イタリア1部リーグ・ACミランの日本代表FW本田圭佑(28)がかねて抱いてきた“野望”からさらに遠のいている。先発フル出場した1日(日本時間2日)のパルマ戦では慣れないポジションでのプレーにもかかわらず勝利に貢献したものの、アジアカップでの衝撃的なミスが影響を及ぼして「大役」を得られそうにない状況なのだ。

 パルマ戦での本田は、4―3―3の右FWではなく、4―4―2の右MFに入り、前半途中から左MFに。得点には絡むことはできなかったが、なじみが薄いポジションをソツなくこなし、リーグ戦6試合ぶりの勝利に貢献した。
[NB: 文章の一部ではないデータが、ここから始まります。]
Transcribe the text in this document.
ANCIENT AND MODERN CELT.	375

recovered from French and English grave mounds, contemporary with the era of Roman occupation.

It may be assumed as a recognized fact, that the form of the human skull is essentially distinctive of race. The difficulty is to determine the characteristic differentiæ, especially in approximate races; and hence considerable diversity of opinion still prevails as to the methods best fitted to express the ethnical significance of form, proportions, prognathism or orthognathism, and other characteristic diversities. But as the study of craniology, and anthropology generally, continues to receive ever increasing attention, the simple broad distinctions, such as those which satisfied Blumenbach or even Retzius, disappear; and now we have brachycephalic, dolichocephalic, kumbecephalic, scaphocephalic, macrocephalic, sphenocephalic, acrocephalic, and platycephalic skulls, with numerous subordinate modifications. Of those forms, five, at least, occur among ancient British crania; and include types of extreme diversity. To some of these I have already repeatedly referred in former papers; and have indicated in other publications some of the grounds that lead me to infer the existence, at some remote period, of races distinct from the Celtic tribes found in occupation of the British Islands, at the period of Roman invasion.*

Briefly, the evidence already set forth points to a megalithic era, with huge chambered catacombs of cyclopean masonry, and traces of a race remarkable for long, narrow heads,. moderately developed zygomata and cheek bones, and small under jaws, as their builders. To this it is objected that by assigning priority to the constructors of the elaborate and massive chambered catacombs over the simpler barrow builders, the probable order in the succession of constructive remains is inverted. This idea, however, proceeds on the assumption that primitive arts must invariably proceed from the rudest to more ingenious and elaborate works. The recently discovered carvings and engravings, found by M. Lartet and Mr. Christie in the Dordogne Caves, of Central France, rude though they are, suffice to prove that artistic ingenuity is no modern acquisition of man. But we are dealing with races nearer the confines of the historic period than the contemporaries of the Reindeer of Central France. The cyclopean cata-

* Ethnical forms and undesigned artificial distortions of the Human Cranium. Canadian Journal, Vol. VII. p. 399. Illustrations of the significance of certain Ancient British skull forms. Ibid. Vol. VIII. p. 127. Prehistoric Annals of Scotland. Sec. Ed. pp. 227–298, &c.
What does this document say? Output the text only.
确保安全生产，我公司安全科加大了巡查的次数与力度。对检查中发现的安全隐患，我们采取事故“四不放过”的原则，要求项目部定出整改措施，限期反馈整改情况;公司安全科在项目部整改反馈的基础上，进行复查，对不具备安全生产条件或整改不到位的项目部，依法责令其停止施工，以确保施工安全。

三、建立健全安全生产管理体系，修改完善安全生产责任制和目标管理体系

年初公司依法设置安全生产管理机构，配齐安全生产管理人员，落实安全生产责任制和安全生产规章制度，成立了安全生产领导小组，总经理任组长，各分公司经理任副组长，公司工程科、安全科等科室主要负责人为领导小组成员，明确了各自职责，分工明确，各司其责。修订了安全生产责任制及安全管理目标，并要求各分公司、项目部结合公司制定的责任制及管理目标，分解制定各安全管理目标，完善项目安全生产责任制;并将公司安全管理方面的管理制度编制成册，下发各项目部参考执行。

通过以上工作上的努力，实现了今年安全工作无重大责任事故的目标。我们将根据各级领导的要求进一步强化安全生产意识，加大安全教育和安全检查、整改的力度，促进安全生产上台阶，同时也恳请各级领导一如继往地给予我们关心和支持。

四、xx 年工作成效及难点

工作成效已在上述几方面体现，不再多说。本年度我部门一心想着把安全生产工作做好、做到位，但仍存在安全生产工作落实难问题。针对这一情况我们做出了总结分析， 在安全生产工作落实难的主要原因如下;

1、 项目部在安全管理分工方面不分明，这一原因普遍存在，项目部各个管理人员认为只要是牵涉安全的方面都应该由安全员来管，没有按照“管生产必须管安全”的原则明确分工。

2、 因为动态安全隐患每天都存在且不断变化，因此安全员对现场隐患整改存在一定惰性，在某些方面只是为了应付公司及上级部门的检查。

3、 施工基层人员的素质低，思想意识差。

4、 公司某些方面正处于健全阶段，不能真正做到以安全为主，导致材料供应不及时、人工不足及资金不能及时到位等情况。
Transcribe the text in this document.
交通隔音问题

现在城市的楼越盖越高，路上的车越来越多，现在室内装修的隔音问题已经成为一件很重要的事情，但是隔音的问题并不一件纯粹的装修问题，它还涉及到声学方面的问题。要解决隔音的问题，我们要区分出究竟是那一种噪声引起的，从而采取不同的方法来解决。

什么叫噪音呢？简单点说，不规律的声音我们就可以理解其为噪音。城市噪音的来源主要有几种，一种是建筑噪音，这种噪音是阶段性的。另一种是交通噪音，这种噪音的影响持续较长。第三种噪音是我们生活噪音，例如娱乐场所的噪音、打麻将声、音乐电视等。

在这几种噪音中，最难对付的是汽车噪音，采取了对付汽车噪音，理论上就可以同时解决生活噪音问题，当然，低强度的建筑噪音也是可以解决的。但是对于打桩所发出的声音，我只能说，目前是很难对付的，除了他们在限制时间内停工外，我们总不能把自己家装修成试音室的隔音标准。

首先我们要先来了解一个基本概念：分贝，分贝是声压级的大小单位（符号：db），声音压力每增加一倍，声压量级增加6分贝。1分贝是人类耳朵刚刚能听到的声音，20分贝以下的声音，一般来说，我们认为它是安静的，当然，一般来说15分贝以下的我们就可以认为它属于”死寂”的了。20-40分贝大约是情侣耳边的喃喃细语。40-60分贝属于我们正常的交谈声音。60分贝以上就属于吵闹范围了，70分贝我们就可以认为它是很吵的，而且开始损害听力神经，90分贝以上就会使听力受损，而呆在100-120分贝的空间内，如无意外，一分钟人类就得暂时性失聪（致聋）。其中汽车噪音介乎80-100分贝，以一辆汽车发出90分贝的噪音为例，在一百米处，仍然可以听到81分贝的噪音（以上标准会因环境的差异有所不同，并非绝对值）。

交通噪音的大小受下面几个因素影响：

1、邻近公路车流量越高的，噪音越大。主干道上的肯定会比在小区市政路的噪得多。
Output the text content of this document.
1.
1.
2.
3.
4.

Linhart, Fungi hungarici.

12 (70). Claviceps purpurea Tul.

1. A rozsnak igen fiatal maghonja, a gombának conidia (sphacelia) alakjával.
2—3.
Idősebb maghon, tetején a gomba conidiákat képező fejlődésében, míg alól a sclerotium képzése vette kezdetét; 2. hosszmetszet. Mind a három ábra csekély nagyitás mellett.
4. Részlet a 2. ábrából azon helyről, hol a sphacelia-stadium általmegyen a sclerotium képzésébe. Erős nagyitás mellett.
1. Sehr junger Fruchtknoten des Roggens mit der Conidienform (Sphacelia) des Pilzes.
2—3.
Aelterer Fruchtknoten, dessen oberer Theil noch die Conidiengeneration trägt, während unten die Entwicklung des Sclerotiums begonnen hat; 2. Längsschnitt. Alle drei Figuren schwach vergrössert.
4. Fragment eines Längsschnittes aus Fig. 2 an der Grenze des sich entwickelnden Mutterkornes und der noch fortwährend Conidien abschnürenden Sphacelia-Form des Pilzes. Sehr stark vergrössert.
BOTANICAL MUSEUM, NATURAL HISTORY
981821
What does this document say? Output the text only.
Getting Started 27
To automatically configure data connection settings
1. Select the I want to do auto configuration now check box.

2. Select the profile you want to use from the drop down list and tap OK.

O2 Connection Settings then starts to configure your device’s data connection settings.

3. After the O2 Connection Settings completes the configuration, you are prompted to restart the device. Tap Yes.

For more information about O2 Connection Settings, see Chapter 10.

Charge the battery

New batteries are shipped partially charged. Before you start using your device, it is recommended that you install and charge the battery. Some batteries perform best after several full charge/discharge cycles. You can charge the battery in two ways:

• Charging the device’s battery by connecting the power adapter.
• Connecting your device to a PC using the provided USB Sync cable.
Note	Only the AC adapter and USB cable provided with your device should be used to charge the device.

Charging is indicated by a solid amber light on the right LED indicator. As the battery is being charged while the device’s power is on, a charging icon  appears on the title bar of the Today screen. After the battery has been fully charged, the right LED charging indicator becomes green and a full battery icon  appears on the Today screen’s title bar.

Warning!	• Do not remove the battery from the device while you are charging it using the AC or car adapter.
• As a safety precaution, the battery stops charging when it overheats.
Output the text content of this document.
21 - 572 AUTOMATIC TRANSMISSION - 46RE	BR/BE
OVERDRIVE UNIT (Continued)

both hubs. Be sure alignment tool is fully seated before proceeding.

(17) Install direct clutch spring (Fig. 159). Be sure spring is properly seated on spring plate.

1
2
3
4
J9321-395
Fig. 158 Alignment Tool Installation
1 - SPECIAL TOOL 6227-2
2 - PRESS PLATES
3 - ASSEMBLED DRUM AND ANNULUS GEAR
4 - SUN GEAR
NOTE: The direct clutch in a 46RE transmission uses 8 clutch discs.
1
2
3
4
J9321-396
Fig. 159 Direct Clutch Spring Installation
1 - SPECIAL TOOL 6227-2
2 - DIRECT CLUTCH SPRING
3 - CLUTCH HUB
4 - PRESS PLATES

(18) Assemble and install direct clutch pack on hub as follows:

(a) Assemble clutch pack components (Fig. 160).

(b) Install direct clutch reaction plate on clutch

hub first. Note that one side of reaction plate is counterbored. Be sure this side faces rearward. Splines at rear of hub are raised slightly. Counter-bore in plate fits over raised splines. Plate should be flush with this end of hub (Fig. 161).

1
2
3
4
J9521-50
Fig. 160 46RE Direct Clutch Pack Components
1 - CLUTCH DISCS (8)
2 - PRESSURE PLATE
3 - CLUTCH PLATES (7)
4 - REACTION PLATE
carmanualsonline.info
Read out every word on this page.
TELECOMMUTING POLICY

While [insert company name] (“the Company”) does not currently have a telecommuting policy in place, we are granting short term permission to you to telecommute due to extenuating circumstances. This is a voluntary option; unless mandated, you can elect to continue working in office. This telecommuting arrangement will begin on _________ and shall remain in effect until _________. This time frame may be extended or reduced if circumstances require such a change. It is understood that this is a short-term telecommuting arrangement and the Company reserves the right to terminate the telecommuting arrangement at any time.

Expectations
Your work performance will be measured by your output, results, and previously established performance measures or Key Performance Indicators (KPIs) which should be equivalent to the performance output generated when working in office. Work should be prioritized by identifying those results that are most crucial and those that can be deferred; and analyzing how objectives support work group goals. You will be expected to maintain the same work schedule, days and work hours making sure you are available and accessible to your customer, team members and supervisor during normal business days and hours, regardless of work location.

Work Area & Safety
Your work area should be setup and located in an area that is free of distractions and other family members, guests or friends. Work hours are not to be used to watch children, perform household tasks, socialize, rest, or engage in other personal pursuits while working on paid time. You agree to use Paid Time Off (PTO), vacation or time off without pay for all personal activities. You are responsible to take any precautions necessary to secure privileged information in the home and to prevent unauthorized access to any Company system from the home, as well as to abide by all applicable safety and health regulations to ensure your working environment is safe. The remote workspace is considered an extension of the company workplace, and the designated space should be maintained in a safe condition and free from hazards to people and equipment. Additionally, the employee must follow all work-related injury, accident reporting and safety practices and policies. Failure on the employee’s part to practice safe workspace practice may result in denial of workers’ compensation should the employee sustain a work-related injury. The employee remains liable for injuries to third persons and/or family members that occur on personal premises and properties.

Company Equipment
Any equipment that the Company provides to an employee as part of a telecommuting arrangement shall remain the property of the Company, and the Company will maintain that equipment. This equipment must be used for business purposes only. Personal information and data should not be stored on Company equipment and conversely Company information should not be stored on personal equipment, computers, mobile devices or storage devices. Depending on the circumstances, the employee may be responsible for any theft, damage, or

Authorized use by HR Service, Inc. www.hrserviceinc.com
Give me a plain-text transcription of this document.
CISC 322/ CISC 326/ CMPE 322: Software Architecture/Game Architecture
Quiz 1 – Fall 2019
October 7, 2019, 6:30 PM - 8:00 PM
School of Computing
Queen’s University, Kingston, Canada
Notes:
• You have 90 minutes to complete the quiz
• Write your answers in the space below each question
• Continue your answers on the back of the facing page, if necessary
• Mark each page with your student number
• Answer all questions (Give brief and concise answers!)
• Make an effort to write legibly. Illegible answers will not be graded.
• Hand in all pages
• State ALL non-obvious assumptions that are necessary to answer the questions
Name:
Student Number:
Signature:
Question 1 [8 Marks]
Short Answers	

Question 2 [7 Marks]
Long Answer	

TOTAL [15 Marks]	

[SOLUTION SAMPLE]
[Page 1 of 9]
 このプレーでフィリッポ・インザーギ監督(41)から「両サイドに適応できる」と賛辞を贈られた本田は「僕は(代表から)帰ってきたばかりなので(勝利は)やっとという感じはしない。ただ、帰ってきてからのチームの雰囲気は行く前と違ったし、そういう緊張感があったなかでの勝利だったんで、特に監督はホッとしているのではないかと思う」。

 イタリア紙「ガゼッタ・デロ・スポルト」も「6」とまずまずの評価。代表からクラブに戻って1月27日のイタリア杯に続き2戦目。すぐに背番号10の貫禄を示したが、一方でなかなか得られないのがPKキッカーの座だ。

 日本代表ではPKキッカーを務めているものの、所属のミランではいまだ任されておらず、名門での大役ゲットを熱望してきた。

 ところが…PK戦にまでもつれ込んだ先月23日のアジアカップ準々決勝UAE戦では、1人目のキッカーとして登場していきなり“ホームラン”。このシーンを見た、ミラン関係者からは「本田は素晴らしい選手だが、PKに関して言うと、ああいうミスをしてしまったことだし、これからもチームメートに任せたほうがいいかもしれない」と“失格”の烙印を押されてしまった。

 アジアカップでは初戦のパレスチナ戦。続くイラク戦と2試合続けてPKで得点した実績があるのだが、ゴールの枠を大きく外した最後のUAE戦の失敗の印象があまりに強烈に残っている。それだけに、名門のキッカーの座は夢物語に終わりそうだ。